Farmers should not only remain cautious about commodity prices, they should also keep an eye on the cost of fuel used in their operations.
Some good advice is to review the past five to 10 years and take a close look at energy expenses.
Did the recorded expenses for propane, electricity, diesel or gasoline used on the farm change noticeably during any of those years? Are the increases — or decreases — primarily due to fluctuations in energy consumption, changes in the market price or other factors?
“Fluctuating energy prices can be troublesome,” says Mark Hanna, ag engineer with ISU Extension and Outreach.
“Knowing whether fuel costs are related to changing prices or specific changes in your energy needs is a useful first step to cutting expenses.”
The weather offers an explanation for some of the variations you will find. Undoubtedly, your grain drying costs the past few years will reflect the weather conditions, with fluctuations in your demand for propane, electricity or natural gas.
However, adding a little more detail in your records may help you to manage the potential risks of farm energy expenses, come rain or shine.
Need more than a general idea
You might begin by reviewing your monthly and yearly accounting records to ensure they are up-to-date. Many of the farmers I met this past year explained that, generally speaking, they know their total monthly electricity or diesel costs.
Their bills are entered each month into the farm’s financial records, but that’s often as far as it goes. Once a bill is paid, well…“out of sight, out of mind” is how one farmer described it.
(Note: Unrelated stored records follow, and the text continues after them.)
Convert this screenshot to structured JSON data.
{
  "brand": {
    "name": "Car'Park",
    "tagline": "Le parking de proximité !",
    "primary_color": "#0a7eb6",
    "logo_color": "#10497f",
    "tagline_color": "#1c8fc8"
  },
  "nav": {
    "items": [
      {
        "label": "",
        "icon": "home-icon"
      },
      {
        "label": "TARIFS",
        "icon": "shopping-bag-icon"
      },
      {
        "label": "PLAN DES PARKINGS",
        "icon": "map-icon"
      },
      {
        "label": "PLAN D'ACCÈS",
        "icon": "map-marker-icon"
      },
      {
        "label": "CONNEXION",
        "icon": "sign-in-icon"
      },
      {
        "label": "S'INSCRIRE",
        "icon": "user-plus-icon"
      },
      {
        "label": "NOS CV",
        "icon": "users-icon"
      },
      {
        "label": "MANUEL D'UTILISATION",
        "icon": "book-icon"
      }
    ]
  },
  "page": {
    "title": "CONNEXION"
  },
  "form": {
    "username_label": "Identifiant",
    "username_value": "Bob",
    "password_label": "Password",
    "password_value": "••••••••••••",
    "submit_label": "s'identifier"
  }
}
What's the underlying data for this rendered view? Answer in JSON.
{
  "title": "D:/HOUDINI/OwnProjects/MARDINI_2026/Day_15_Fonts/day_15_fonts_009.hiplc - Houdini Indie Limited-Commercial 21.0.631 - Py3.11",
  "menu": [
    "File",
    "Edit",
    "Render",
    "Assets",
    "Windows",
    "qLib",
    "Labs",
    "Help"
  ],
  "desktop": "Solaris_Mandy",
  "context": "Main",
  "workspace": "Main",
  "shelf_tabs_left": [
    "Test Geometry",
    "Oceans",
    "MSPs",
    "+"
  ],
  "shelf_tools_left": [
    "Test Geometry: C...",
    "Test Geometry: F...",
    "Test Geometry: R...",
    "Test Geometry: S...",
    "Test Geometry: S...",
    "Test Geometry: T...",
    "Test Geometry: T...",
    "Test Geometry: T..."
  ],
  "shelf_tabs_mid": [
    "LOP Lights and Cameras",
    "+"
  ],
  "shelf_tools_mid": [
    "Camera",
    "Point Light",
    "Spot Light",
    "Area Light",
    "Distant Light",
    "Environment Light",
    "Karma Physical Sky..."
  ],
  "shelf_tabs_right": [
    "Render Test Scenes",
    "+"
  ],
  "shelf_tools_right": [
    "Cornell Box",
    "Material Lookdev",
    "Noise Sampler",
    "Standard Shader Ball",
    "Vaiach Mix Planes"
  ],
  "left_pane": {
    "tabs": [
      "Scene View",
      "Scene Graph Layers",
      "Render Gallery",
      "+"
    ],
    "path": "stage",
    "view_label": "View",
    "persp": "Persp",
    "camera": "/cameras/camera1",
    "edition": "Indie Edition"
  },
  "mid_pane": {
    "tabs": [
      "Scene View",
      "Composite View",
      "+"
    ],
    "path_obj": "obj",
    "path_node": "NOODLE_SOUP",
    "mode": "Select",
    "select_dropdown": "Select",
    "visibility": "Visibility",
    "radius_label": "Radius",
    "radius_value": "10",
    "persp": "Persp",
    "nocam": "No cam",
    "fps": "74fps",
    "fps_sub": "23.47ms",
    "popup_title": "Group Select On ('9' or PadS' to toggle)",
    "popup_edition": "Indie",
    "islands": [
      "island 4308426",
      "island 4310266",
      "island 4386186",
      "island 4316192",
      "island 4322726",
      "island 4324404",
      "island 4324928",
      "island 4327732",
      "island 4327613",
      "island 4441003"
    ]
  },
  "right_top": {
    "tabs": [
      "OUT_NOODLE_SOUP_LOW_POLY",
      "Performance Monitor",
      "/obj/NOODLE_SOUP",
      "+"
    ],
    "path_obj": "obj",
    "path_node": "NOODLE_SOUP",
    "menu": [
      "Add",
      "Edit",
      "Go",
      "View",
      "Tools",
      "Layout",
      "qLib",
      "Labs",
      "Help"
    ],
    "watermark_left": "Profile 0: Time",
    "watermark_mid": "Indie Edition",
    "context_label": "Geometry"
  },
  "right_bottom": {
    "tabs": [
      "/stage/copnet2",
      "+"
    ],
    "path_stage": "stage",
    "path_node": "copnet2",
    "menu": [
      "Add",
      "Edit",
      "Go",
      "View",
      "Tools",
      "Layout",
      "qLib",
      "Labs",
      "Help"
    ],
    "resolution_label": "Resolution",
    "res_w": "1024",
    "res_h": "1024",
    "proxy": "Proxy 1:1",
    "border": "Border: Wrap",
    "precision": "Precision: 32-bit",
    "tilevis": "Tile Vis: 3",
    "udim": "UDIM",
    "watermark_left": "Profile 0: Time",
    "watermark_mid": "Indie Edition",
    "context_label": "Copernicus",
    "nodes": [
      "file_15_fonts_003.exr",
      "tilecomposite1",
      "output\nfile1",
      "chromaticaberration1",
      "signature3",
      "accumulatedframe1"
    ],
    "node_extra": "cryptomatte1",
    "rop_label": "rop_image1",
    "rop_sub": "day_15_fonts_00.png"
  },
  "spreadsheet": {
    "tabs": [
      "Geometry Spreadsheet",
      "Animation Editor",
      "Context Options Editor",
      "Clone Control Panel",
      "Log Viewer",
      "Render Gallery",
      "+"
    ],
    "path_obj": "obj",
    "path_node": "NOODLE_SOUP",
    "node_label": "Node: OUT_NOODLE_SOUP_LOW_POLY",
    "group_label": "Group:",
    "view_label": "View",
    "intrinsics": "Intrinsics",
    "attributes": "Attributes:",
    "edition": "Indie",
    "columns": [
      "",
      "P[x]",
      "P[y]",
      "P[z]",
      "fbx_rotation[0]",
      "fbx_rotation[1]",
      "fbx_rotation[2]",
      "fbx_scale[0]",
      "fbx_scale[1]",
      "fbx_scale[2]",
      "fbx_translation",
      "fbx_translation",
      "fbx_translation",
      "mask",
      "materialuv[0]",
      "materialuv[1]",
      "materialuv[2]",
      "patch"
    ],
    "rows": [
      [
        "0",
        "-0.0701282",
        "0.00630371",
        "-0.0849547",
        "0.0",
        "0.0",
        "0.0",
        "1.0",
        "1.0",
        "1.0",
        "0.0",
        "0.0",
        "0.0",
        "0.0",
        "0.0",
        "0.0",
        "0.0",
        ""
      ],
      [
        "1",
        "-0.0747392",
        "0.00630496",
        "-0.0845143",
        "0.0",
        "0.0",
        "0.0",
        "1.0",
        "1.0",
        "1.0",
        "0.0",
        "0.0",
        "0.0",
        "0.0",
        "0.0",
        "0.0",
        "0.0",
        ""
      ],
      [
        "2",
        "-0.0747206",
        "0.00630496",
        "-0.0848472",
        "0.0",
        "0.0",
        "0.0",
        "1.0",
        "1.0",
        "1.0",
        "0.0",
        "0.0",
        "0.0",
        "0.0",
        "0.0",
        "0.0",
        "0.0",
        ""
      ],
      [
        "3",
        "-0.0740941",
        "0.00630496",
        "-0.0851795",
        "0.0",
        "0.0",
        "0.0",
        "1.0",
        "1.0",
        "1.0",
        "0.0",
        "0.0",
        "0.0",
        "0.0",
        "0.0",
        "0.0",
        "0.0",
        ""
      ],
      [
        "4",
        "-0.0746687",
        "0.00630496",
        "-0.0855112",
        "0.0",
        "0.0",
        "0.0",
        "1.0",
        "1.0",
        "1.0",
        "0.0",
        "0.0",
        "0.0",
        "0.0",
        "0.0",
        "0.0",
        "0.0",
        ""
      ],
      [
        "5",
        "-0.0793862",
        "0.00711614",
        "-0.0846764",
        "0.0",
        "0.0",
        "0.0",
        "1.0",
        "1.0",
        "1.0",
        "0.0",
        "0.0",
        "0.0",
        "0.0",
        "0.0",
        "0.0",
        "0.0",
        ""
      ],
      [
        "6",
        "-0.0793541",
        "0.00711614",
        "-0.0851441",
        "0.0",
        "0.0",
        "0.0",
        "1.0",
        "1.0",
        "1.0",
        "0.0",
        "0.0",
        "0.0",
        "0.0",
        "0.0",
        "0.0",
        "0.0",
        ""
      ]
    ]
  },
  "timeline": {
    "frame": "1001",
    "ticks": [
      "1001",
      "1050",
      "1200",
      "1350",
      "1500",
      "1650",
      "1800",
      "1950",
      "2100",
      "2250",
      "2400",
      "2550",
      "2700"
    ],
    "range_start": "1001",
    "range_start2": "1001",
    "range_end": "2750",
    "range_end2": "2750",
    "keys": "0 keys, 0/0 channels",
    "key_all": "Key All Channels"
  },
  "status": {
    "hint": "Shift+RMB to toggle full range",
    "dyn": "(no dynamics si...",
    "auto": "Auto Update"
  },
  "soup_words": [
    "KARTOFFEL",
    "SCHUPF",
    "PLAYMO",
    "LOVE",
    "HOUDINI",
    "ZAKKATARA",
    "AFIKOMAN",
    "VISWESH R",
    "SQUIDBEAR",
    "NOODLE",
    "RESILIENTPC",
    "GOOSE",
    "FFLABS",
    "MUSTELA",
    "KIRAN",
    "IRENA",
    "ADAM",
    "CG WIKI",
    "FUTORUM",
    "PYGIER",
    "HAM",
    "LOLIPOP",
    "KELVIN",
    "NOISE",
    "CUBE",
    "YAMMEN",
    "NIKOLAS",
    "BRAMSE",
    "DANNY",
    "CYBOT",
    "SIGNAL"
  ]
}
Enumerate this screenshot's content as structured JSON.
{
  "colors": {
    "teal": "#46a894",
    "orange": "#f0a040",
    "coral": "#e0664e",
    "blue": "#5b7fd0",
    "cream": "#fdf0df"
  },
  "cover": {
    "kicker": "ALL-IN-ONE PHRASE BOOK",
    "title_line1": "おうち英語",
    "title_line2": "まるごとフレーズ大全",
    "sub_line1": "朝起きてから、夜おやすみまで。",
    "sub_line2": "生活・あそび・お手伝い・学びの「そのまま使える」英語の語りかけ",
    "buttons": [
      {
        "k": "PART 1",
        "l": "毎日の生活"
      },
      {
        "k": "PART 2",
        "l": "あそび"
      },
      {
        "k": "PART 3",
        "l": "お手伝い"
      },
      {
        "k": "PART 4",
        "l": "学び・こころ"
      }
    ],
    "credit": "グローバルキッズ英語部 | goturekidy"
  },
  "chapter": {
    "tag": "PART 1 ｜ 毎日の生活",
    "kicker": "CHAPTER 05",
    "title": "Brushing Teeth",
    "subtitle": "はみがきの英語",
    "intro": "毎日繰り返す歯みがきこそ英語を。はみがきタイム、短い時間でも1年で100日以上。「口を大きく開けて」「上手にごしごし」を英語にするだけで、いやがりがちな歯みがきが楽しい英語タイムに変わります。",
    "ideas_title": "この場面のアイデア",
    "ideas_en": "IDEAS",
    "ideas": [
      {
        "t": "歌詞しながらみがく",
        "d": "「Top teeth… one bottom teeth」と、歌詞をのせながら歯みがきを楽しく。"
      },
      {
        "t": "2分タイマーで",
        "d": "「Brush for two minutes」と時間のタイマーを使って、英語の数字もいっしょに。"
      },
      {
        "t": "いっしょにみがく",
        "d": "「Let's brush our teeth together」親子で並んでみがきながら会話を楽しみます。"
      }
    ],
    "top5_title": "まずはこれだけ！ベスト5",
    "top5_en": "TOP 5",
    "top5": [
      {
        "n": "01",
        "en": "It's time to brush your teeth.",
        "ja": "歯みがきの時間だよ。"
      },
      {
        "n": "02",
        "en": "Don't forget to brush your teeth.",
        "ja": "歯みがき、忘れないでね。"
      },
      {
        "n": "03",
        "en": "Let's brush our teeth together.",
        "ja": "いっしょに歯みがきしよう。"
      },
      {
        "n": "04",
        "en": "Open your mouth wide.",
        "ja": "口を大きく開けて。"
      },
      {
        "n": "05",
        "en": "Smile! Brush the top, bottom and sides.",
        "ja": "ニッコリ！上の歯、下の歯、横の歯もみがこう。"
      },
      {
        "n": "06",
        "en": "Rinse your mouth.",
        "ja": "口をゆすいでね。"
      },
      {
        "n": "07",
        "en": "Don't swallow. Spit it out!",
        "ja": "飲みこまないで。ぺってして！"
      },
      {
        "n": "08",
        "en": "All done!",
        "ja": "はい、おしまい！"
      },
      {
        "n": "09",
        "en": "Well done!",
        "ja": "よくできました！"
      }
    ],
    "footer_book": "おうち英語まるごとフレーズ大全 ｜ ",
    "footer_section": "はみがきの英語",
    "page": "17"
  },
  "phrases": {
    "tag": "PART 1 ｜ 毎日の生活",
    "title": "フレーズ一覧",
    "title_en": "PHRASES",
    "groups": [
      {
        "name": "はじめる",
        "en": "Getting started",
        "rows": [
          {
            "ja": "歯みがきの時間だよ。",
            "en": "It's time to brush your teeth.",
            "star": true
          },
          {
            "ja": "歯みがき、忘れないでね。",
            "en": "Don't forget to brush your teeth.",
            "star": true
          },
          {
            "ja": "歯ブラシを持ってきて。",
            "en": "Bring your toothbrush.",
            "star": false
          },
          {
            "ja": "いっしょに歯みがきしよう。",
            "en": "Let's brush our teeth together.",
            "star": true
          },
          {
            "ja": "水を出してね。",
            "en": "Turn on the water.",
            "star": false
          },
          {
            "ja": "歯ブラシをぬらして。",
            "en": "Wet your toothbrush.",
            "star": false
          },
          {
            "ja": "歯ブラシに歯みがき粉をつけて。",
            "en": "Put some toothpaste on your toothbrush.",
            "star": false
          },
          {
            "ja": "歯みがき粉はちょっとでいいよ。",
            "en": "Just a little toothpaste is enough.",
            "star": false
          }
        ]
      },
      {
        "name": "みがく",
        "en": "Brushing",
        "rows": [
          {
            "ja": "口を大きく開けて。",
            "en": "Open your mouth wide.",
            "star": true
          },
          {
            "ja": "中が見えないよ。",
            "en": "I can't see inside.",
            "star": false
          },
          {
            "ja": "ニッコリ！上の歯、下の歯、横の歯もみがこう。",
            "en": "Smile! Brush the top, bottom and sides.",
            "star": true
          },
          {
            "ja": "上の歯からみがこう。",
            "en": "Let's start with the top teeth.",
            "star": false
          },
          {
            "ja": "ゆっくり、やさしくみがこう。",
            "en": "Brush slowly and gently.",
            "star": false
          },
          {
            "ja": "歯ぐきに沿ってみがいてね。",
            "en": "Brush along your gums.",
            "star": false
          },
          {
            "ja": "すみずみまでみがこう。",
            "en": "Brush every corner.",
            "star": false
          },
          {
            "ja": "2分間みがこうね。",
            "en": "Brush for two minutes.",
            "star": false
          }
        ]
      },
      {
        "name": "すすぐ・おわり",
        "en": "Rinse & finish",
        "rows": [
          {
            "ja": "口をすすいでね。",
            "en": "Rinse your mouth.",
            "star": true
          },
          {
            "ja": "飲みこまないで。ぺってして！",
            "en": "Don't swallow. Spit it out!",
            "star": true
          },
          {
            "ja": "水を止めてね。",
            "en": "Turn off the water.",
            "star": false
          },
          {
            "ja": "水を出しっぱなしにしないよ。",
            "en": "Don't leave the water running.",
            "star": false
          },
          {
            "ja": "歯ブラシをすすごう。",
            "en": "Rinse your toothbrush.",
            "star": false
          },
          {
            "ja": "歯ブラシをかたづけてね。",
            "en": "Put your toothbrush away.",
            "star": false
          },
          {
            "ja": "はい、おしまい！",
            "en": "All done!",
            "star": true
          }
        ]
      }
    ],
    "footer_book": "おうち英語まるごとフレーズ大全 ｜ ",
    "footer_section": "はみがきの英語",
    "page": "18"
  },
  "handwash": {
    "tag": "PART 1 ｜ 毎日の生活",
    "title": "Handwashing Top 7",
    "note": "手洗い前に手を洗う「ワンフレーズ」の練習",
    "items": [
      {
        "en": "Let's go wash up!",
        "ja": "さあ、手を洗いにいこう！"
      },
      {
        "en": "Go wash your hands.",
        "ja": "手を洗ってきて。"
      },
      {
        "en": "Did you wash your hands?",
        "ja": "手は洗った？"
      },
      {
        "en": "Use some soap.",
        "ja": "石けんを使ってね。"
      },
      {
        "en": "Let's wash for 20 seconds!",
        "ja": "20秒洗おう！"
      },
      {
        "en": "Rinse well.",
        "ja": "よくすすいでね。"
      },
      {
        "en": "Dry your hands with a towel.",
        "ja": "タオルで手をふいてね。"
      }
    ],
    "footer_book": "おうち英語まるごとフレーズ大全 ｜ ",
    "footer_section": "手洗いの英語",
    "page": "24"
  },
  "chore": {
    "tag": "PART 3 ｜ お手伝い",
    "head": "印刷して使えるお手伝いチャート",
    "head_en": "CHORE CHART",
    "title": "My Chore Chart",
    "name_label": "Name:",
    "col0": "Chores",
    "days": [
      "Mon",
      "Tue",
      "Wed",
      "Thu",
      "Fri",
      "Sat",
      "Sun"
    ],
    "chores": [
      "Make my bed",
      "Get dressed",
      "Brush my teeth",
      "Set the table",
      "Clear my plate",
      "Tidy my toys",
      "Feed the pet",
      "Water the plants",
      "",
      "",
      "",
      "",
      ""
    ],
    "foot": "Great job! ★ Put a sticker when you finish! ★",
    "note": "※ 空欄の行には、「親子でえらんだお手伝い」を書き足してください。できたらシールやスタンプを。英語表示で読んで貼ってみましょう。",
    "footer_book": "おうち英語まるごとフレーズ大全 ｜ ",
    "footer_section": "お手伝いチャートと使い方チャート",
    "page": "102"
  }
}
As you’re getting your bills in order, consider entering the information from them into a farm energy log. A simple Microsoft Excel version is available under the Farm Energy Publications link on our website. Look for the fact sheet “Tracking the Energy Use on Your Farm,” PM 2089C, and the corresponding farm energy log under the Energy Consumption subheading. This form can be customized to fit your needs using formulas or additional worksheets.
When monthly energy consumption and cost are entered into the form, the cost per unit is automatically calculated.
As an example, consider your farm’s electric bill. By entering this month’s kilowatt hours (kWh) and total cost from your statement, the energy log will calculate your cost per kWh.
For fuel sources such as diesel, gasoline or propane, the form will calculate the price per gallon. Previous or future bills also can be added to show changes in cost and volume over time.
“Using an energy log not only shows the total energy expenses, but also how the number of gallons or kilowatt hours used is changing during the year,” says Hanna. “This allows a meaningful comparison of energy consumption from year to year.”
Whether you use our farm energy log or create one that suits your needs, enter your information from each monthly bill and review the results.
Try to get a better sense of the fluctuations in your farm’s energy demands from season to season and year to year. This information can help you minimize your short-term expenses with management techniques, such as adjusting grain drying temperature or hog confinement ventilation settings, to reduce propane or electricity consumption.
Observing yearly trends over the long-run may also help you identify the optimal time to replace your equipment or implement energy efficiency upgrades for barns or buildings.